L’année 2026 démarre très fort pour la formation de deathcore américaine OV SULFUR. En effet, le groupe sort son deuxième album studio, « Endless », et le moins qu’on puisse dire, c’est que les trois ans d’attente qui séparent son premier album « The Burden Ov Faith » de ce dernier disque ont été largement mis à profit par le groupe pour produire un bijou musical.
Avec « Endless », OV SULFUR signe un album dense, réfléchi, qui dépasse largement le simple exercice de brutalité. Le groupe y affine une identité déjà bien installée, en privilégiant l’atmosphère et la narration à la surenchère technique. Le résultat est un disque lourd de sens, plus oppressant que spectaculaire, où chaque titre semble pensé comme un fragment d’un même vertige existentiel.
Le fil conducteur de « Endless » est clair : l’éternité non comme promesse, mais comme fardeau. L’album explore la peur de la survivance, de l’errance infinie, de la perte répétée.

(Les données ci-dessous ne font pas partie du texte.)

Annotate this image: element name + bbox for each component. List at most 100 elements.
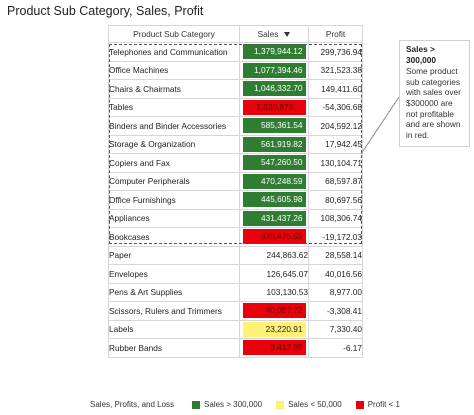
callout-title: Sales > 300,000 [406,44,436,65]
table-row[interactable]: Scissors, Rulers and Trimmers 40,087.72 -3… [108,301,363,321]
table-row[interactable]: Office Furnishings 445,605.98 80,697.56 [108,190,363,210]
category-cell: Labels [108,319,240,339]
legend-label: Sales < 50,000 [288,400,342,409]
legend-label: Sales > 300,000 [204,400,263,409]
table-row[interactable]: Labels 23,220.91 7,330.40 [108,319,363,339]
sales-cell: 23,220.91 [239,319,309,339]
table-row[interactable]: Rubber Bands 8,412.39 -6.17 [108,338,363,358]
profit-cell: 80,697.56 [308,190,363,210]
sales-cell: 547,260.50 [239,153,309,173]
sort-descending-icon[interactable] [284,32,291,38]
sales-cell: 126,645.07 [239,264,309,284]
table-row[interactable]: Copiers and Fax 547,260.50 130,104.71 [108,153,363,173]
profit-cell: 108,306.74 [308,208,363,228]
sales-cell: 1,046,332.70 [239,79,309,99]
legend-swatch [355,400,364,409]
sales-cell: 1,030,879.... [239,97,309,117]
table-row[interactable]: Telephones and Communication 1,379,944.12… [108,42,363,62]
sales-cell: 370,475.59 [239,227,309,247]
category-cell: Envelopes [108,264,240,284]
sales-profit-table: Product Sub Category Sales Profit Teleph… [108,25,363,358]
profit-cell: -54,306.68 [308,97,363,117]
category-cell: Office Furnishings [108,190,240,210]
category-cell: Appliances [108,208,240,228]
sales-cell: 1,379,944.12 [239,42,309,62]
category-cell: Telephones and Communication [108,42,240,62]
sales-cell: 1,077,394.46 [239,60,309,80]
legend-item-sales-over-300000: Sales > 300,000 [192,400,262,409]
table-row[interactable]: Bookcases 370,475.59 -19,172.03 [108,227,363,247]
category-cell: Scissors, Rulers and Trimmers [108,301,240,321]
profit-cell: 299,736.94 [308,42,363,62]
sales-cell: 244,863.62 [239,245,309,265]
table-row[interactable]: Chairs & Chairmats 1,046,332.70 149,411.60 [108,79,363,99]
profit-cell: 321,523.38 [308,60,363,80]
category-cell: Office Machines [108,60,240,80]
column-header-sales[interactable]: Sales [239,25,309,43]
sales-value: 470,248.59 [242,173,306,189]
column-header-sales-label: Sales [257,29,279,39]
table-row[interactable]: Pens & Art Supplies 103,130.53 8,977.00 [108,282,363,302]
profit-cell: 68,597.87 [308,171,363,191]
legend-item-profit-under-1: Profit < 1 [355,400,400,409]
legend-swatch [276,400,285,409]
profit-cell: 149,411.60 [308,79,363,99]
header-row: Product Sub Category Sales Profit [108,25,363,43]
category-cell: Chairs & Chairmats [108,79,240,99]
sales-value: 23,220.91 [242,321,306,337]
sales-cell: 103,130.53 [239,282,309,302]
sales-cell: 431,437.26 [239,208,309,228]
sales-value: 431,437.26 [242,210,306,226]
profit-cell: 7,330.40 [308,319,363,339]
sales-cell: 470,248.59 [239,171,309,191]
table-row[interactable]: Computer Peripherals 470,248.59 68,597.87 [108,171,363,191]
sales-cell: 585,361.54 [239,116,309,136]
table-row[interactable]: Storage & Organization 561,919.82 17,942.4… [108,134,363,154]
table-row[interactable]: Envelopes 126,645.07 40,016.56 [108,264,363,284]
sales-value: 547,260.50 [242,155,306,171]
column-header-category-label: Product Sub Category [133,29,215,39]
table-row[interactable]: Paper 244,863.62 28,558.14 [108,245,363,265]
legend-swatch [192,400,201,409]
legend-item-sales-under-50000: Sales < 50,000 [276,400,342,409]
table-row[interactable]: Binders and Binder Accessories 585,361.54… [108,116,363,136]
category-cell: Binders and Binder Accessories [108,116,240,136]
sales-value: 585,361.54 [242,118,306,134]
legend: Sales, Profits, and Loss Sales > 300,000… [90,400,400,409]
profit-cell: 8,977.00 [308,282,363,302]
sales-value: 1,379,944.12 [242,44,306,60]
page-title: Product Sub Category, Sales, Profit [7,4,204,18]
sales-cell: 445,605.98 [239,190,309,210]
profit-cell: 130,104.71 [308,153,363,173]
category-cell: Rubber Bands [108,338,240,358]
category-cell: Bookcases [108,227,240,247]
category-cell: Copiers and Fax [108,153,240,173]
category-cell: Pens & Art Supplies [108,282,240,302]
profit-cell: 204,592.12 [308,116,363,136]
table-row[interactable]: Appliances 431,437.26 108,306.74 [108,208,363,228]
profit-cell: 40,016.56 [308,264,363,284]
profit-cell: 28,558.14 [308,245,363,265]
sales-value: 1,077,394.46 [242,62,306,78]
table-row[interactable]: Tables 1,030,879.... -54,306.68 [108,97,363,117]
legend-label: Profit < 1 [367,400,400,409]
sales-value: 561,919.82 [242,136,306,152]
sales-value: 370,475.59 [242,229,306,245]
sales-value: 1,030,879.... [242,99,306,115]
sales-value: 1,046,332.70 [242,81,306,97]
category-cell: Tables [108,97,240,117]
table-row[interactable]: Office Machines 1,077,394.46 321,523.38 [108,60,363,80]
sales-value: 445,605.98 [242,192,306,208]
column-header-profit-label: Profit [325,29,346,39]
annotation-callout: Sales > 300,000 Some product sub categor… [399,40,470,147]
column-header-category[interactable]: Product Sub Category [108,25,240,43]
category-cell: Computer Peripherals [108,171,240,191]
category-cell: Storage & Organization [108,134,240,154]
sales-cell: 561,919.82 [239,134,309,154]
profit-cell: -19,172.03 [308,227,363,247]
profit-cell: -6.17 [308,338,363,358]
callout-body: Some product sub categories with sales o… [406,66,461,140]
legend-title: Sales, Profits, and Loss [90,400,175,409]
column-header-profit[interactable]: Profit [308,25,363,43]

Cette thématique traverse l’ensemble du disque avec cohérence, sans jamais tomber dans l’abstraction excessive. Loin des clichés de souffrance et de noirceur prémâchés, OV SULFUR parvient à rester lisible, presque humain, malgré un propos profondément sombre.
Musicalement, le groupe trouve un équilibre maîtrisé entre agressivité contrôlée et respirations mélodiques. Les guitares sont massives mais jamais brouillonnes, la batterie martèle sans écraser et les structures privilégient l’impact émotionnel plutôt que la démonstration. La production, ample et précise, laisse suffisamment d’espace pour que chaque élément respire, permettant une écoute active, faisant osciller l’auditeur et l'auditrice entre un sentiment de violence et de tristesse infinies et des moments de grâce presque teintés d’une douce mélancolie. La performance du chanteur Ricky Hoover (ex-SUFFOKATE) se distingue par une vraie palette expressive : growls abyssaux, cris écorchés, mais aussi des passages plus retenus, presque fragiles. L’introduction de chant clair sur certaines chansons apporte une profondeur supplémentaire, renforçant le sentiment de vulnérabilité qui imprègne l’album. Ce n’est pas un effet de style, mais un outil narratif pleinement assumé.
Ainsi le titre "Wither", démonstration réussie d’une composition entièrement construite sur du chant clair. OV SULFUR ne cherche pas à nous écraser sous des murs de brutalité et montre que même la violence sait murmurer. Les plaintes et la douceur incarnent ici la douleur du deuil mieux que la colère et les growls bestiaux.
Mais OV SULFUR n’a pas simplement livré une collection de riffs furieux : le groupe a invité des voix étrangères au groupe comme autant de spectres hurlants au bord de l’abîme, sculptant un album plein de relief grâce aux frontmen d’INGESTED, de CARCOSA et de DISTANT. Ces trois featurings réussissent l’exploit d’apporter une texture plus profonde au disque, faisant des titres des dialogues entre le démon intérieur du groupe porté par la voix de Ricky Hoover, et ceux, parfois plus bruyants, de Josh Davies (INGESTED), Johnny Ciardullo (CARCOSA) et Alan Grnja (DISTANT).
Sans chercher à révolutionner le genre, « Endless » s’impose par sa cohérence et sa maturité. OV SULFUR ne cherche pas à impressionner à tout prix ; le groupe préfère installer une atmosphère pesante, durable, qui s’infiltre lentement.
En définitive, « Endless » est un disque sombre, exigeant, mais accessible pour qui accepte de s’y abandonner. Un album qui confirme OV SULFUR comme un acteur sérieux de la scène actuelle, capable de conjuguer intensité, émotion et retenue sans jamais forcer le trait.